We'd apparently entered the hall at the very end of it, or beginning maybe, depending on how one saw things, as we were at the beginning of a long, dark gray, velvety carpet that appeared to run all the way up to some type of raised platform at the other end. The carpet was just like the red carpet movie stars might walk down, except dark gray. And most likely, a dark gray carpet of doom. Because I was pretty sure there wasn't going to be paparazzi-flanked, smiling celebrities at the end of it. Though, obviously, I would have welcomed that. I would have welcomed anyone at the end of the carpet as long as they had a cell phone and were willing to call the police. But something just told me that nobody willing to do that would be waiting for me on the raised platform at the end of the carpet.

 

While the guards walked me down, I tried to get a look at several people seated  in chairs on the platform, but the hall was dimly lit with only a couple of high windows on the far side, which made it difficult to see.
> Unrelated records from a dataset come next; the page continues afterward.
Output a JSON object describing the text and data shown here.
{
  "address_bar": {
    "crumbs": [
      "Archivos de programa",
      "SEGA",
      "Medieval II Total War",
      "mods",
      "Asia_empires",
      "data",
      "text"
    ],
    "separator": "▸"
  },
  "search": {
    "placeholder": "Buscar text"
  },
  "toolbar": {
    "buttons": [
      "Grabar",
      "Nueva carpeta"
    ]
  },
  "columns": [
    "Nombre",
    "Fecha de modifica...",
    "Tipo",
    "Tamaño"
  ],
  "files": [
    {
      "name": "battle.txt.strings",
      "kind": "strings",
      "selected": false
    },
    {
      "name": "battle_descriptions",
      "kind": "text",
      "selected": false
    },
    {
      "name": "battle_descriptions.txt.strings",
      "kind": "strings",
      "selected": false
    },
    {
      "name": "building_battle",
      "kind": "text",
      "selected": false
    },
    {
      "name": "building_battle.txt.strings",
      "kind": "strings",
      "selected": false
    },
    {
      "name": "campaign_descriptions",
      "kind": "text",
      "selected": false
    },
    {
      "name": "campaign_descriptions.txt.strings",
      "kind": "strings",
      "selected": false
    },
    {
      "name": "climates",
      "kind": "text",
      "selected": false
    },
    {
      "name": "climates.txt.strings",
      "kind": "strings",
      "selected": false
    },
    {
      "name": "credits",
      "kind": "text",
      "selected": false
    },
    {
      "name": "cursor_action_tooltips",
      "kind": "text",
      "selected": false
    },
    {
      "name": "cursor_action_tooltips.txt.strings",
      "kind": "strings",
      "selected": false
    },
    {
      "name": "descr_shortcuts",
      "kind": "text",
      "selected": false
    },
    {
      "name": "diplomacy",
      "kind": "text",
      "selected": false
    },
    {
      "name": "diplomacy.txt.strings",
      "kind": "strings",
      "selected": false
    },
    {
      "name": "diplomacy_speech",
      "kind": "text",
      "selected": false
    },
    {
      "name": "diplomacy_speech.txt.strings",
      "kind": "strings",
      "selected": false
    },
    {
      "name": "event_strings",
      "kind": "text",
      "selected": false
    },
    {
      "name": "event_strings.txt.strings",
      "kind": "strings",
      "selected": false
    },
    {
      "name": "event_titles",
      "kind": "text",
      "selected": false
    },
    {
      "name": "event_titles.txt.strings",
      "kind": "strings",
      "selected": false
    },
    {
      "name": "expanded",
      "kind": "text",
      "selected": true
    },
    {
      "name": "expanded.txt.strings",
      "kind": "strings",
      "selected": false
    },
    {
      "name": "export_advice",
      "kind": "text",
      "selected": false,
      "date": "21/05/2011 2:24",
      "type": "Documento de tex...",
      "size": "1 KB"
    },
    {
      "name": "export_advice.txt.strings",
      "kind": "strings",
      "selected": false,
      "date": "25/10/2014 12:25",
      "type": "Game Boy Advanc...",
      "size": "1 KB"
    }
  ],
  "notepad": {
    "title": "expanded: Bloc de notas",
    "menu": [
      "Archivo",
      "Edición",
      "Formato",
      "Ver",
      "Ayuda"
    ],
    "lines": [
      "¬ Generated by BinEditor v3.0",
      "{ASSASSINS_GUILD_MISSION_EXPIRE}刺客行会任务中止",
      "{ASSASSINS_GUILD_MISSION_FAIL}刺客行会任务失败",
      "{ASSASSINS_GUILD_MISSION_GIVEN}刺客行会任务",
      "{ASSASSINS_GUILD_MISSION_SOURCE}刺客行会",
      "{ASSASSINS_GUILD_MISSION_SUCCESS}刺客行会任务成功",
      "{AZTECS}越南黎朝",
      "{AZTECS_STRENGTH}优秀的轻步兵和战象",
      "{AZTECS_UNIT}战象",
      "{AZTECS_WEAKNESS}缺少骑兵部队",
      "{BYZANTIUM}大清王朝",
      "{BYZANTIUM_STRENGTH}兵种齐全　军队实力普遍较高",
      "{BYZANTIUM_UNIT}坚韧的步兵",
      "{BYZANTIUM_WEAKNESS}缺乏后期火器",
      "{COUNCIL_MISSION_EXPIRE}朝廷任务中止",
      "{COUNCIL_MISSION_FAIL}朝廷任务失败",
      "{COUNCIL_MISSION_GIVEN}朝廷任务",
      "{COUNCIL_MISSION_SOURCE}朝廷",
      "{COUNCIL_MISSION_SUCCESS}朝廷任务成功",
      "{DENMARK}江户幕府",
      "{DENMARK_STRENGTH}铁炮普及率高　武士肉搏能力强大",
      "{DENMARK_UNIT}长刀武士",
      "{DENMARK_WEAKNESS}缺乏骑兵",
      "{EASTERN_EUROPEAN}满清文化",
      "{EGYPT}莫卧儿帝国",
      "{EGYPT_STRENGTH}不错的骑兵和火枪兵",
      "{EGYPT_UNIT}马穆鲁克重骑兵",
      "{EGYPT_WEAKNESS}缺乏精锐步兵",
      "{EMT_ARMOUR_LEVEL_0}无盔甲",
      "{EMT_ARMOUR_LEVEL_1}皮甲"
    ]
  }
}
However, the platform itself seemed to have better lighting, and once the guards and I had gotten maybe halfway down the carpet, I was able to see the figures in the chairs on the platform with a little more clarity.

 

A man sat in what appeared to be a solid gold throne in the middle of the raised, gray marble platform. He was tall and well-built, and he had dark hair. To his right was an empty chair, and then a petite, red-haired woman in the chair to the right of that one. On the left of the man in the golden throne sat a man with grayish, blondish hair, and to the left of him sat a woman with long, curly hair the color of caramel. As I got closer, I could see these two were maybe in their forties.

 

I
could also
see something else as I got closer to the raised marble platform. The man in the golden throne was handsome. Though that word didn't even begin to do him justice. He was beyond handsome. He was some word for profound masculine beauty that hadn't even been invented yet, I thought, while at the same time thinking how absurd it was that I was admiring the man's extreme attractiveness considering the current predicament I was in, and this man might imprison me, or worse. Despite me still not even having a clue to exactly where I was, other than a notion that I was on the premises of some bizarre dragon cult in New York City.

 

But at any rate, despite everything, I couldn't deny that the man on the golden throne was the most attractive man I'd ever seen in my life, hands down, without a doubt. Though he was seated, I guessed he had to be several inches above six feet tall. Soft, golden light shining down on him and the others flanking him, illuminated his lightly tanned skin and his long, lean, muscular body. Like the guards, he was dressed in black boots, black pants, and a black Oxford shirt, which showed his slim hips and broad chest to their best possible advantage. I wasn't yet close enough to be able to tell the color of his eyes, though there was no mistaking the color of his hair. So dark it was nearly black, his hair glinted in the overhead lights. I guessed he was maybe about thirty-five.

 

He was the kind of man who'd likely never go for me. Though many people often told me I was pretty, and strangers even frequently complimented my deep blue eyes, I was a shorter girl, and decidedly fuller-figured. And though my body still had a decent hourglass shape, "curvy" was not the shape most men in New York City seemed to find most attractive. A lot of men in the city seemed to chase after long-legged, reed-thin model types. And I just assumed the man on the golden throne would be interested in the same. Not that I wanted to be with some crazy dragon cult leader anyway.

 

When the two guards and I neared the end of the dark gray carpet, the dark-haired one told me to stop, and then after he and his fellow guard bowed in the direction of the golden throne, he addressed Lord Truman, asking if he had any questions.

 

Lord Truman moved his head in a slight shake. "No. I think the second floor guards have already told me all I need to know. For now. Thank you."